Contrôles administratifs et sanctions locales
Ce cadre local se traduit par des contrôles renforcés et des amendes en cas de non-enregistrement des meublés touristiques. Selon 24 Heures, le canton de Vaud a déjà infligé plusieurs sanctions pour non-respect des obligations.
Les moyens concrets incluent la transmission automatique des données de location et des inspections in situ. Ces dispositifs facilitent l’identification des annonces non conformes et le recouvrement des amendes.
« Beaucoup racontent que la rue a perdu son âme lorsque les appartements sont transformés en hébergements temporaires. »
Antoine L.
Limites pratiques et ressources des communes
Les maires se heurtent parfois au manque de moyens humains pour appliquer ces règles, ce qui freine l’efficacité des contrôles. Selon Inside Airbnb, de nombreuses annonces restent non enregistrées malgré l’obligation, ce qui complexifie l’action locale.
Ce constat met en évidence l’enjeu de la coopération entre administrations, plateformes et riverains pour rendre la régulation effective. Le prochain chapitre aborde les effets sociaux et urbains de ces mesures.

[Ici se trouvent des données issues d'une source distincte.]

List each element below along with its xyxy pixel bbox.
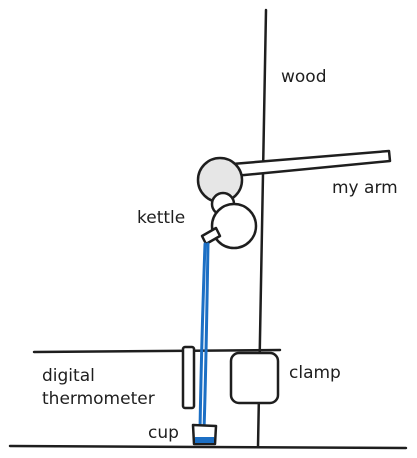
kettle-spout: [200, 226, 222, 246]
label-my-arm: my arm: [332, 178, 398, 198]
label-cup: cup: [148, 423, 179, 443]
label-kettle: kettle: [137, 208, 185, 228]
water-stream: [198, 242, 210, 432]
table-line: [32, 348, 282, 354]
label-clamp: clamp: [289, 363, 341, 383]
label-thermometer-line2: thermometer: [42, 389, 155, 409]
ground-line: [8, 444, 408, 450]
kettle-body: [210, 202, 258, 250]
arm-bar: [230, 149, 392, 178]
label-thermometer-line1: digital: [42, 366, 95, 386]
label-wood: wood: [281, 67, 327, 87]
digital-thermometer: [181, 345, 196, 410]
clamp-box: [229, 351, 280, 405]
cup-water: [195, 437, 214, 443]
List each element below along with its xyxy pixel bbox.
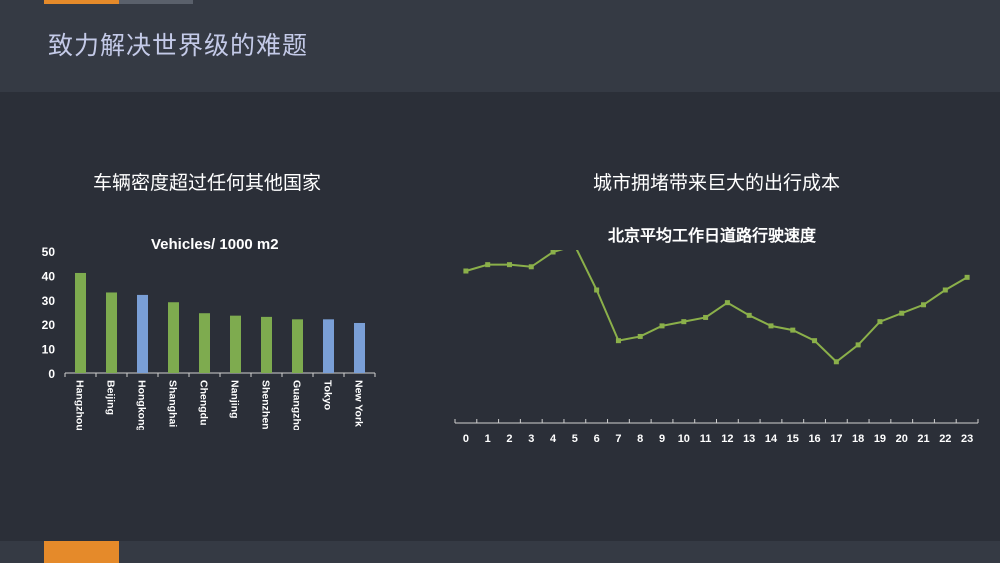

Conséquences sociales et urbanistiques : gentrification et habitat urbain
Ces règles locales engendrent des effets visibles sur la vie de quartier et sur la gentrification des secteurs touristiques prisés. Selon 24 Heures, le nombre d’annonces a augmenté significativement dans certains cantons suisses, impactant l’offre locative.

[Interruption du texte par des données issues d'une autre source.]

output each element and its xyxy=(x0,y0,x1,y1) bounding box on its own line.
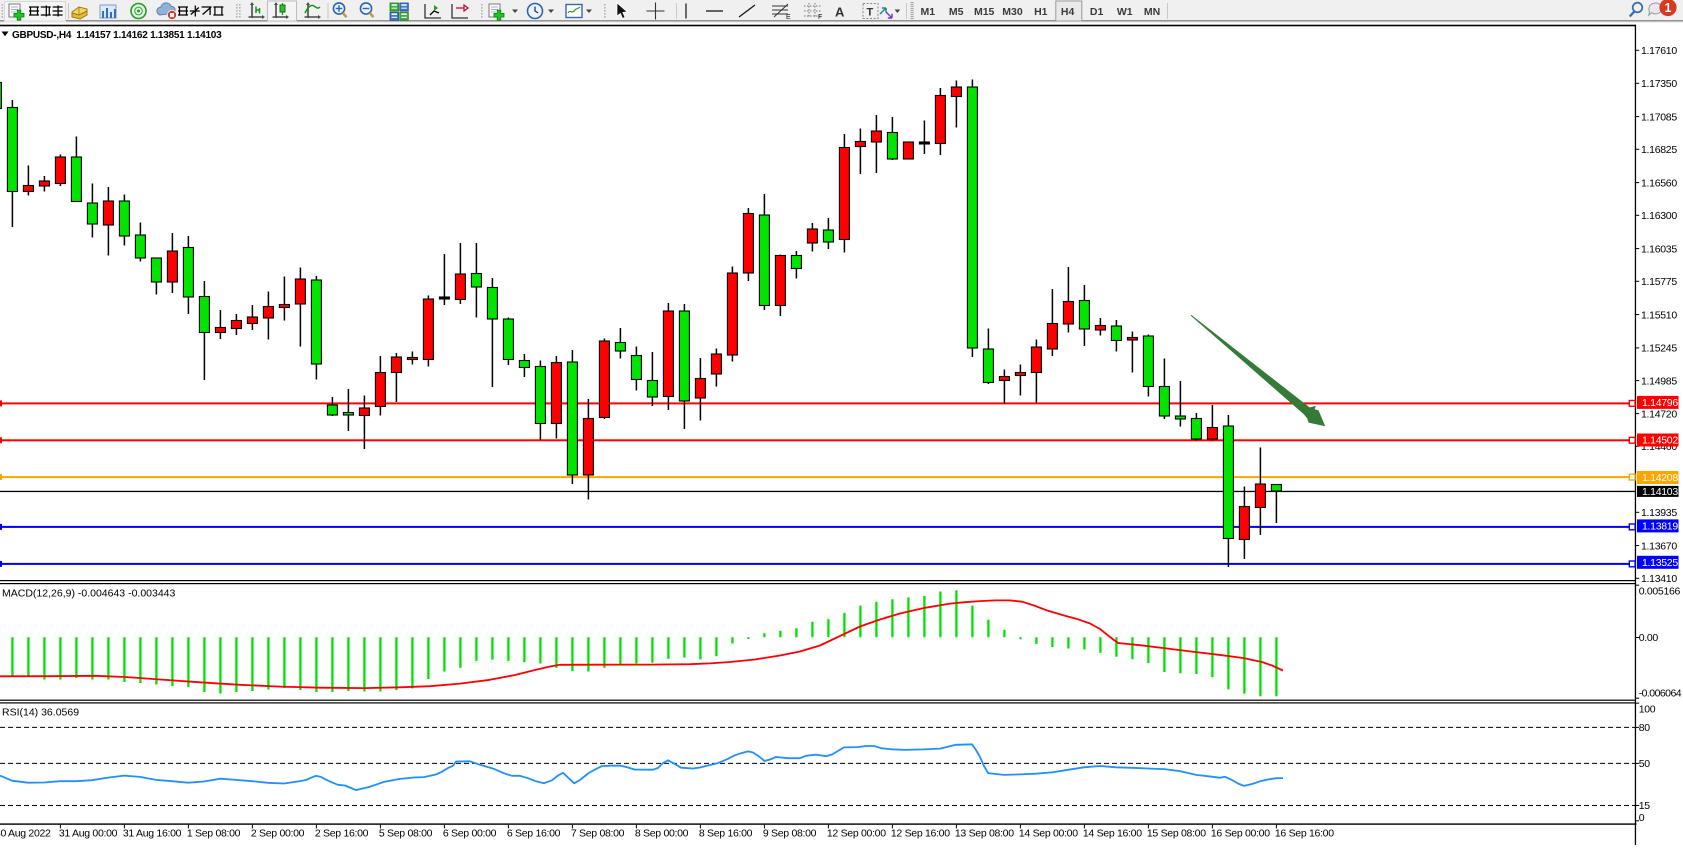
svg-text:1.16825: 1.16825 xyxy=(1641,144,1677,156)
svg-text:GBPUSD-,H4 1.14157 1.14162 1.: GBPUSD-,H4 1.14157 1.14162 1.13851 1.141… xyxy=(12,30,222,41)
svg-text:W1: W1 xyxy=(1117,6,1133,18)
svg-text:8 Sep 00:00: 8 Sep 00:00 xyxy=(635,828,689,840)
svg-text:M15: M15 xyxy=(974,6,995,18)
svg-text:15 Sep 08:00: 15 Sep 08:00 xyxy=(1147,828,1206,840)
svg-text:31 Aug 16:00: 31 Aug 16:00 xyxy=(123,828,182,840)
svg-text:7 Sep 08:00: 7 Sep 08:00 xyxy=(571,828,625,840)
svg-text:0.00: 0.00 xyxy=(1639,632,1659,644)
svg-text:30 Aug 2022: 30 Aug 2022 xyxy=(0,828,51,840)
svg-text:1.14796: 1.14796 xyxy=(1642,397,1678,409)
svg-text:1.13670: 1.13670 xyxy=(1641,540,1677,552)
svg-text:1.14502: 1.14502 xyxy=(1642,435,1678,447)
svg-text:13 Sep 08:00: 13 Sep 08:00 xyxy=(955,828,1014,840)
svg-text:12 Sep 00:00: 12 Sep 00:00 xyxy=(827,828,886,840)
svg-text:9 Sep 08:00: 9 Sep 08:00 xyxy=(763,828,817,840)
svg-text:1: 1 xyxy=(1665,1,1672,15)
svg-text:M5: M5 xyxy=(949,6,964,18)
svg-text:1.15245: 1.15245 xyxy=(1641,343,1677,355)
svg-text:MACD(12,26,9) -0.004643 -0.003: MACD(12,26,9) -0.004643 -0.003443 xyxy=(2,588,176,600)
svg-text:15: 15 xyxy=(1639,800,1651,812)
svg-text:H1: H1 xyxy=(1034,6,1048,18)
svg-text:1.15510: 1.15510 xyxy=(1641,309,1677,321)
svg-text:1.17610: 1.17610 xyxy=(1641,45,1677,57)
svg-text:8 Sep 16:00: 8 Sep 16:00 xyxy=(699,828,753,840)
svg-text:1.16300: 1.16300 xyxy=(1641,210,1677,222)
svg-text:100: 100 xyxy=(1639,703,1656,715)
svg-text:31 Aug 00:00: 31 Aug 00:00 xyxy=(59,828,118,840)
svg-text:D1: D1 xyxy=(1090,6,1104,18)
svg-text:1.15775: 1.15775 xyxy=(1641,276,1677,288)
svg-text:H4: H4 xyxy=(1061,6,1075,18)
svg-text:1 Sep 08:00: 1 Sep 08:00 xyxy=(187,828,241,840)
svg-text:2 Sep 00:00: 2 Sep 00:00 xyxy=(251,828,305,840)
svg-text:50: 50 xyxy=(1639,758,1651,770)
svg-text:1.14985: 1.14985 xyxy=(1641,375,1677,387)
svg-text:16 Sep 16:00: 16 Sep 16:00 xyxy=(1275,828,1334,840)
svg-text:1.16035: 1.16035 xyxy=(1641,243,1677,255)
svg-text:14 Sep 00:00: 14 Sep 00:00 xyxy=(1019,828,1078,840)
svg-text:1.17085: 1.17085 xyxy=(1641,111,1677,123)
svg-text:1.16560: 1.16560 xyxy=(1641,177,1677,189)
svg-text:F: F xyxy=(818,14,822,21)
svg-text:E: E xyxy=(786,14,791,21)
svg-text:1.17350: 1.17350 xyxy=(1641,78,1677,90)
svg-text:RSI(14) 36.0569: RSI(14) 36.0569 xyxy=(2,707,79,719)
svg-text:1.14208: 1.14208 xyxy=(1642,472,1678,484)
svg-text:1.13819: 1.13819 xyxy=(1642,521,1678,533)
svg-text:M1: M1 xyxy=(921,6,936,18)
svg-text:6 Sep 16:00: 6 Sep 16:00 xyxy=(507,828,561,840)
svg-text:T: T xyxy=(867,7,874,19)
svg-text:6 Sep 00:00: 6 Sep 00:00 xyxy=(443,828,497,840)
svg-text:5 Sep 08:00: 5 Sep 08:00 xyxy=(379,828,433,840)
svg-text:16 Sep 00:00: 16 Sep 00:00 xyxy=(1211,828,1270,840)
svg-text:12 Sep 16:00: 12 Sep 16:00 xyxy=(891,828,950,840)
svg-text:M30: M30 xyxy=(1002,6,1023,18)
svg-text:1.13935: 1.13935 xyxy=(1641,507,1677,519)
svg-text:1.14103: 1.14103 xyxy=(1642,486,1678,498)
svg-text:A: A xyxy=(835,5,845,20)
svg-text:0.005166: 0.005166 xyxy=(1639,586,1681,598)
svg-text:80: 80 xyxy=(1639,722,1651,734)
svg-text:1.14720: 1.14720 xyxy=(1641,408,1677,420)
svg-text:0: 0 xyxy=(1639,812,1645,824)
svg-text:1.13525: 1.13525 xyxy=(1642,557,1678,569)
svg-text:2 Sep 16:00: 2 Sep 16:00 xyxy=(315,828,369,840)
svg-text:MN: MN xyxy=(1144,6,1160,18)
svg-text:-0.006064: -0.006064 xyxy=(1639,687,1682,699)
svg-text:14 Sep 16:00: 14 Sep 16:00 xyxy=(1083,828,1142,840)
svg-text:1.13410: 1.13410 xyxy=(1641,573,1677,585)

Effets sur la vie de quartier et la gentrification
Ce phénomène modifie la composition sociale des quartiers, avec une rotation plus élevée des occupants et une moindre cohésion entre voisins. Selon 24 Heures, Genève recensait plusieurs milliers d’annonces, tandis que le canton de Vaud affichait une forte augmentation des offres.
Ville
Caractéristique
Mesure locale
Source
Paris
Forte pression touristique et logement tendu
Quotas et encadrement d’annonces
Selon la loi Le Meur
Barcelone
Interdiction progressive des meublés touristiques
Objectif d’interdiction d’ici 2029
Selon médias européens
Genève
Concentration d’annonces dans quartiers centraux
Limite annuelle de quatre-vingt-dix jours
Selon Inside Airbnb
Lausanne
Hausse des nuisances et pression sur loyers
Taxe automatique et contrôles
Selon 24 Heures
Ces données montrent que les réponses varient fortement selon le contexte local, et que la régulation peut avoir des impacts contrastés. La question reste d’articuler les besoins des visiteurs et ceux des habitant·e·s permanents.

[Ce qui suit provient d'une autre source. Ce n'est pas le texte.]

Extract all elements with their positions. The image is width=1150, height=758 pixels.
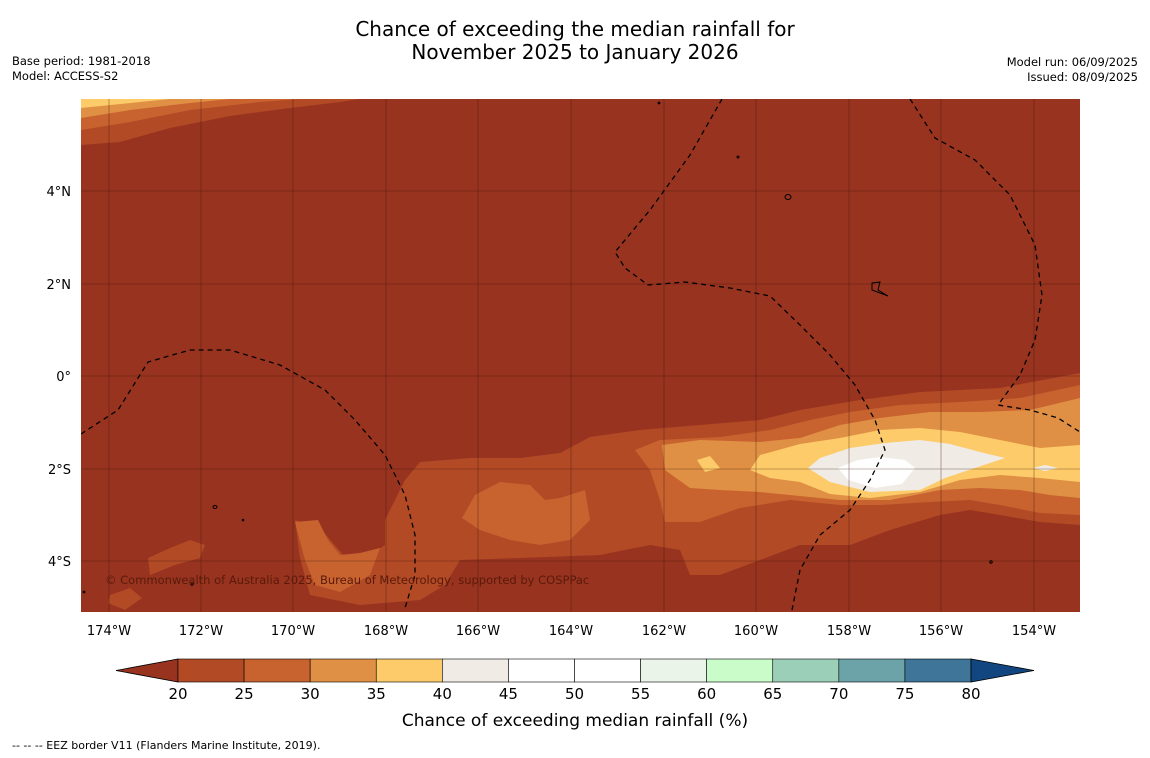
colorbar-segment	[838, 658, 906, 683]
colorbar-tick-label: 70	[829, 685, 848, 703]
colorbar-segment	[375, 658, 443, 683]
colorbar-tick-label: 40	[433, 685, 452, 703]
colorbar-tick-label: 75	[895, 685, 914, 703]
lon-labels: 174°W 172°W 170°W 168°W 166°W 164°W 162°…	[87, 624, 1056, 639]
lon-label: 170°W	[271, 624, 315, 639]
sw-patch-25a	[148, 540, 205, 575]
model-run: Model run: 06/09/2025	[1006, 55, 1138, 69]
colorbar-segment	[177, 658, 245, 683]
island	[736, 155, 740, 159]
small-patch-40	[697, 456, 720, 472]
eez-border-east	[909, 99, 1080, 433]
colorbar-tick-label: 25	[235, 685, 254, 703]
lon-label: 162°W	[642, 624, 686, 639]
lon-label: 156°W	[919, 624, 963, 639]
colorbar-tick-label: 55	[631, 685, 650, 703]
eez-border-central	[614, 99, 886, 611]
lon-label: 164°W	[549, 624, 593, 639]
small-patch-45	[1033, 465, 1058, 471]
eez-footnote: -- -- -- EEZ border V11 (Flanders Marine…	[12, 739, 321, 752]
island	[657, 101, 661, 105]
sw-patch-25b	[108, 588, 142, 610]
island	[190, 582, 194, 586]
colorbar-segment	[508, 658, 575, 683]
island	[871, 281, 889, 297]
colorbar-segment	[574, 658, 641, 683]
lon-label: 166°W	[456, 624, 500, 639]
title-line-1: Chance of exceeding the median rainfall …	[355, 17, 795, 41]
colorbar-segment	[706, 658, 774, 683]
island	[989, 560, 993, 564]
colorbar-tick-label: 60	[697, 685, 716, 703]
base-period: Base period: 1981-2018	[12, 54, 151, 68]
lon-label: 160°W	[734, 624, 778, 639]
colorbar-extend-high	[970, 658, 1035, 683]
lat-label: 2°S	[48, 463, 71, 478]
island	[212, 505, 218, 509]
map-area: © Commonwealth of Australia 2025, Bureau…	[81, 99, 1080, 612]
colorbar-tick-label: 30	[301, 685, 320, 703]
colorbar-tick-label: 35	[367, 685, 386, 703]
lat-labels: 4°N 2°N 0° 2°S 4°S	[47, 185, 72, 570]
colorbar-segment	[640, 658, 707, 683]
colorbar-tick-label: 45	[499, 685, 518, 703]
colorbar-extend-low	[115, 658, 179, 683]
colorbar-segment	[243, 658, 311, 683]
lon-label: 168°W	[364, 624, 408, 639]
meta-left: Base period: 1981-2018 Model: ACCESS-S2	[12, 54, 151, 84]
chart-title: Chance of exceeding the median rainfall …	[0, 18, 1150, 64]
island	[241, 518, 245, 522]
nw-band-40	[81, 99, 170, 108]
colorbar-tick-label: 65	[763, 685, 782, 703]
island	[784, 194, 792, 200]
colorbar-tick-label: 80	[961, 685, 980, 703]
lat-label: 4°S	[48, 555, 71, 570]
lat-label: 0°	[56, 370, 71, 385]
west-patch-30	[295, 520, 380, 592]
eez-border-west	[81, 349, 416, 609]
colorbar-tick-label: 50	[565, 685, 584, 703]
eez-borders	[81, 99, 1080, 611]
colorbar-title: Chance of exceeding median rainfall (%)	[402, 711, 748, 731]
lat-label: 4°N	[47, 185, 72, 200]
lon-label: 154°W	[1012, 624, 1056, 639]
copyright-text: © Commonwealth of Australia 2025, Bureau…	[105, 573, 589, 587]
central-patch-30	[462, 482, 590, 545]
lon-label: 158°W	[827, 624, 871, 639]
colorbar-tick-label: 20	[168, 685, 187, 703]
islands	[82, 101, 993, 594]
model-name: Model: ACCESS-S2	[12, 69, 119, 83]
lat-label: 2°N	[47, 278, 72, 293]
lon-label: 172°W	[179, 624, 223, 639]
colorbar-segment	[772, 658, 840, 683]
issued-date: Issued: 08/09/2025	[1027, 70, 1138, 84]
colorbar-segment	[904, 658, 972, 683]
colorbar: 20 25 30 35 40 45 50 55 60 65 70 75 80	[115, 658, 1035, 703]
south-band-50	[838, 457, 915, 488]
graticule	[81, 99, 1080, 612]
colorbar-segment	[309, 658, 377, 683]
island	[82, 590, 86, 594]
meta-right: Model run: 06/09/2025 Issued: 08/09/2025	[1007, 55, 1138, 85]
title-line-2: November 2025 to January 2026	[411, 40, 739, 64]
lon-label: 174°W	[87, 624, 131, 639]
colorbar-segment	[442, 658, 509, 683]
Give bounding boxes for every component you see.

Réponses possibles : concilier tourisme et droit au logement
Ce volet propose des mesures opérationnelles pour limiter la spéculation et préserver le tissu social urbain. L’objectif est de maintenir une économie collaborative bénéfique sans sacrifier le droit au logement.
Solutions opérationnelles :
- Quotas par quartier pour limiter le nombre d’annonces
- Taxation progressive des revenus issus des locations
- Encadrement par les copropriétés et sanctions coordonnées
- Investissement dans l’offre de logement social et abordable
« J’ai vu des loyers monter fortement dans mon immeuble quand plusieurs appartements sont passés en location touristique. »
Paul N.
« Les experts préconisent un encadrement équilibré entre attractivité touristique et protection du logement. »
Sophie R.
Concilier économie collaborative et droits des résidents locaux exige des choix politiques soutenus par des contrôles fiables et des moyens d’application. Les décisions à venir détermineront la qualité de vie urbaine pour les prochaines années.
Source : 24 Heures ; Inside Airbnb ; Tages-Anzeiger.